Tuesday, April 3, 2007

let it go

For the past four months or so, I have wrestled with some serious angst over the pronunciation of the word "Babel." See the former blog for a chronicle of the dictionary research developments. I've alienated friends over this (ok, well if not alienated, I've at least moderately irritated friends). I've nearly given up on uttering the word at all or even thinking it. I just mentally sort of skip over it, the synaptic equivalent of the old literary device of dashing out the majority of an offending word (B——— in this case), a strategy that used to be reserved for whitewashing blue language or to half-assedly protect the innocent by throwing a thin veil of obfuscation over the proper name in question.
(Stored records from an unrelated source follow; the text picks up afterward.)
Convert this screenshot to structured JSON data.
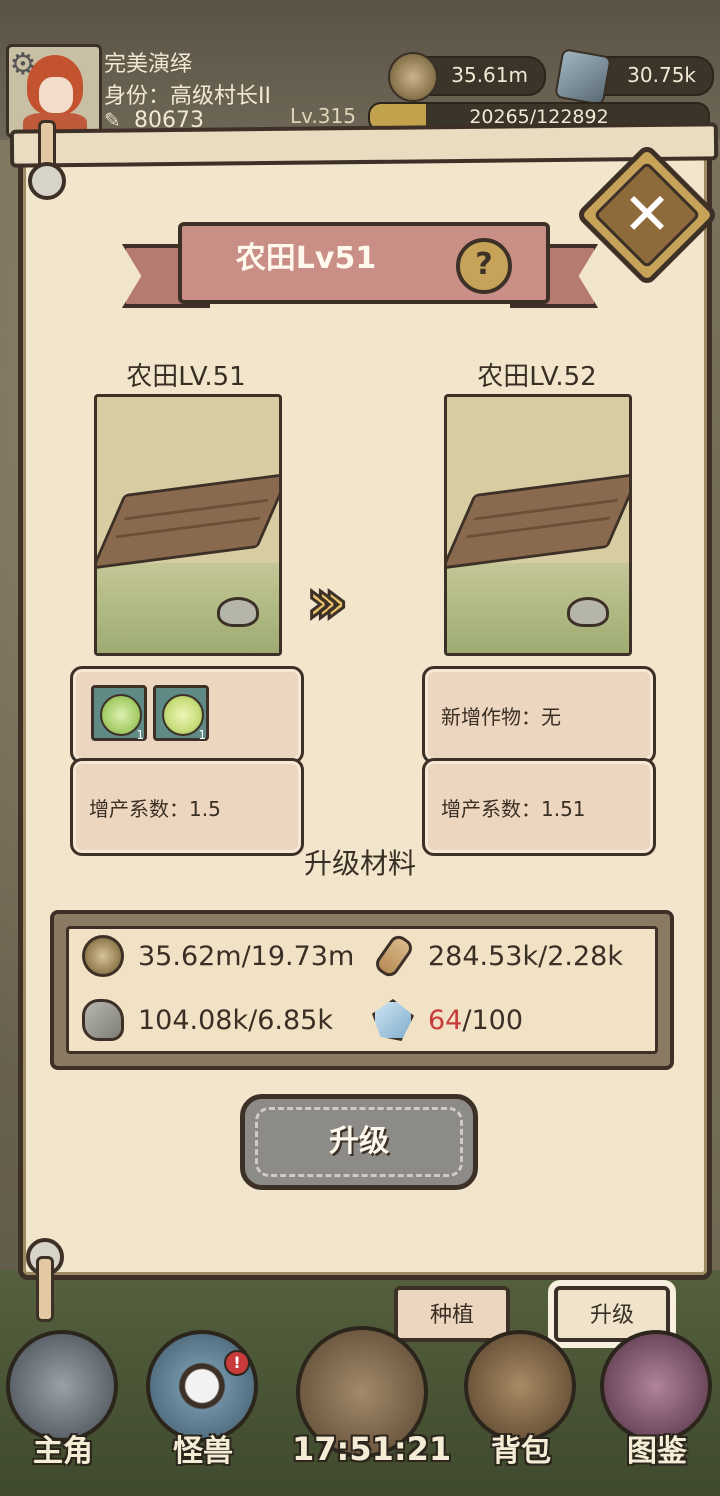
{
  "player": {
    "name": "完美演绎",
    "title": "身份：高级村长II",
    "power": "80673",
    "level": "Lv.315",
    "xp_text": "20265/122892",
    "xp_progress": 0.165
  },
  "resources": {
    "coins": "35.61m",
    "ore": "30.75k"
  },
  "dialog": {
    "title": "农田Lv51",
    "current_level_label": "农田LV.51",
    "next_level_label": "农田LV.52",
    "crops": [
      {
        "name": "cabbage",
        "count": "1"
      },
      {
        "name": "melon",
        "count": "1"
      }
    ],
    "current_yield": "增产系数：1.5",
    "new_crops": "新增作物：无",
    "next_yield": "增产系数：1.51",
    "materials_title": "升级材料",
    "materials": {
      "coins": "35.62m/19.73m",
      "wood": "284.53k/2.28k",
      "stone": "104.08k/6.85k",
      "crystal_have": "64",
      "crystal_need": "/100"
    },
    "upgrade_button": "升级",
    "tabs": {
      "plant": "种植",
      "upgrade": "升级"
    }
  },
  "nav": {
    "hero": "主角",
    "monsters": "怪兽",
    "bag": "背包",
    "codex": "图鉴",
    "clock": "17:51:21",
    "monster_badge": "!"
  },
  "colors": {
    "insufficient": "#c83b3b",
    "ribbon": "#c98f86",
    "panel": "#f1e6cc"
  }
}
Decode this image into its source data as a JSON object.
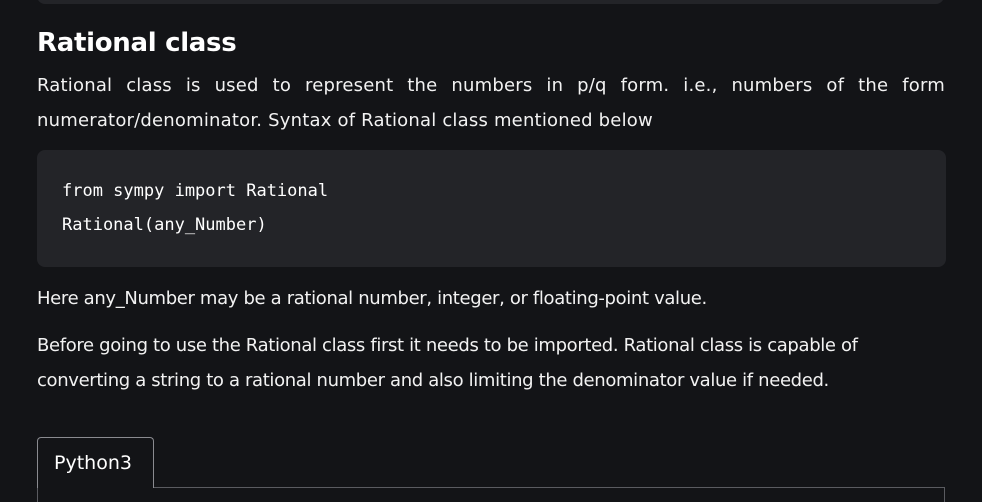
{
  "article": {
    "title": "Rational class",
    "intro": "Rational class is used to represent the numbers in p/q form. i.e., numbers of the form numerator/denominator. Syntax of Rational class mentioned below",
    "code_lines": [
      "from sympy import Rational",
      "Rational(any_Number)"
    ],
    "note": "Here any_Number may be a rational number, integer, or floating-point value.",
    "description": "Before going to use the Rational class first it needs to be imported. Rational class is capable of converting a string to a rational number and also limiting the denominator value if needed."
  },
  "code_tabs": {
    "active_tab": "Python3"
  }
}
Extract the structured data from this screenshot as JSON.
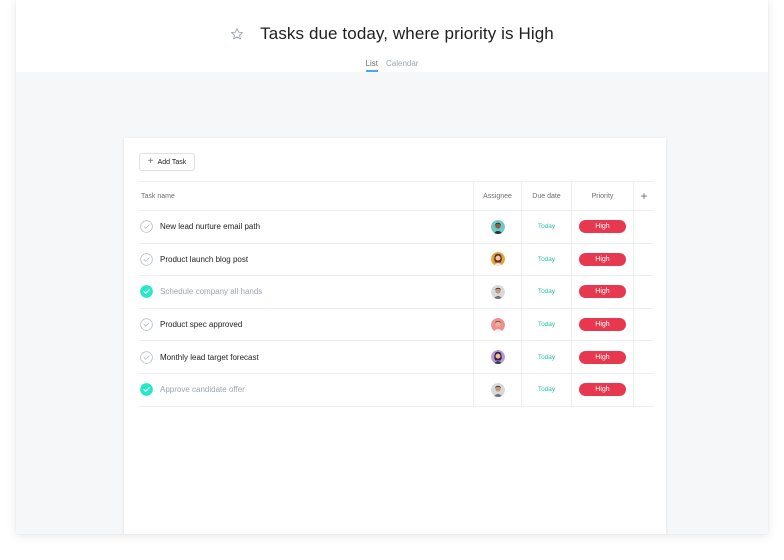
{
  "header": {
    "title": "Tasks due today, where priority is High",
    "tabs": [
      {
        "label": "List",
        "active": true
      },
      {
        "label": "Calendar",
        "active": false
      }
    ]
  },
  "toolbar": {
    "add_task_label": "Add Task"
  },
  "table": {
    "columns": {
      "name": "Task name",
      "assignee": "Assignee",
      "due": "Due date",
      "priority": "Priority",
      "add": "+"
    },
    "rows": [
      {
        "name": "New lead nurture email path",
        "completed": false,
        "due": "Today",
        "priority": "High"
      },
      {
        "name": "Product launch blog post",
        "completed": false,
        "due": "Today",
        "priority": "High"
      },
      {
        "name": "Schedule company all hands",
        "completed": true,
        "due": "Today",
        "priority": "High"
      },
      {
        "name": "Product spec approved",
        "completed": false,
        "due": "Today",
        "priority": "High"
      },
      {
        "name": "Monthly lead target forecast",
        "completed": false,
        "due": "Today",
        "priority": "High"
      },
      {
        "name": "Approve candidate offer",
        "completed": true,
        "due": "Today",
        "priority": "High"
      }
    ]
  },
  "colors": {
    "accent_tab": "#4aa9e0",
    "due_today": "#25c4a3",
    "priority_high": "#e8384f",
    "completed_check": "#25e8c8"
  }
}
My main beef with this word is that I pronounce it one way ("Bay-buhl," slight emphasis on the Bay) and other friends and certain movie-announcer guys pronounce it other ways. I automatically assumed that my particular pronunciation branded me with an indelible label of "hick" (inferiority complex still alive and well, clearly). So I fled to my dictionary references trying to justify my pronunciation, to mixed results that effectively justified not only my pronunciation but nearly everyone else's as well, much to my irritation. Then, yesterday, I got a wily idea to check if there is a regional preference of pronunciation of Babel - to determine once and for all if my pronunciation was hick-ish, or something else. I wasn't entirely worried about this mind you because I heard Cate Blanchett pronounce it my way at the Golden Globes and you can't go wrong if you're in the same league as Cate. So the first place I checked was the Oxford English Dictionary. They list my pronunciation as the only pronunciation, with the edition note that all pronunciations are British English unless otherwise noted. So. Apparently my instinct and familiar pronunciation of Babel is the British way. I can live with that. Just like I say "toasted cheese" instead of "grilled cheese," "toasted" being the British preference. It's just a family thing. And it's not like the family is fresh from England. I have some Welsh and English in the blood, but that part of the family came over several generations ago. So who knows. The bottom line is that I'm letting go of my little ball of fluster about Babel. And that should be good news for everyone.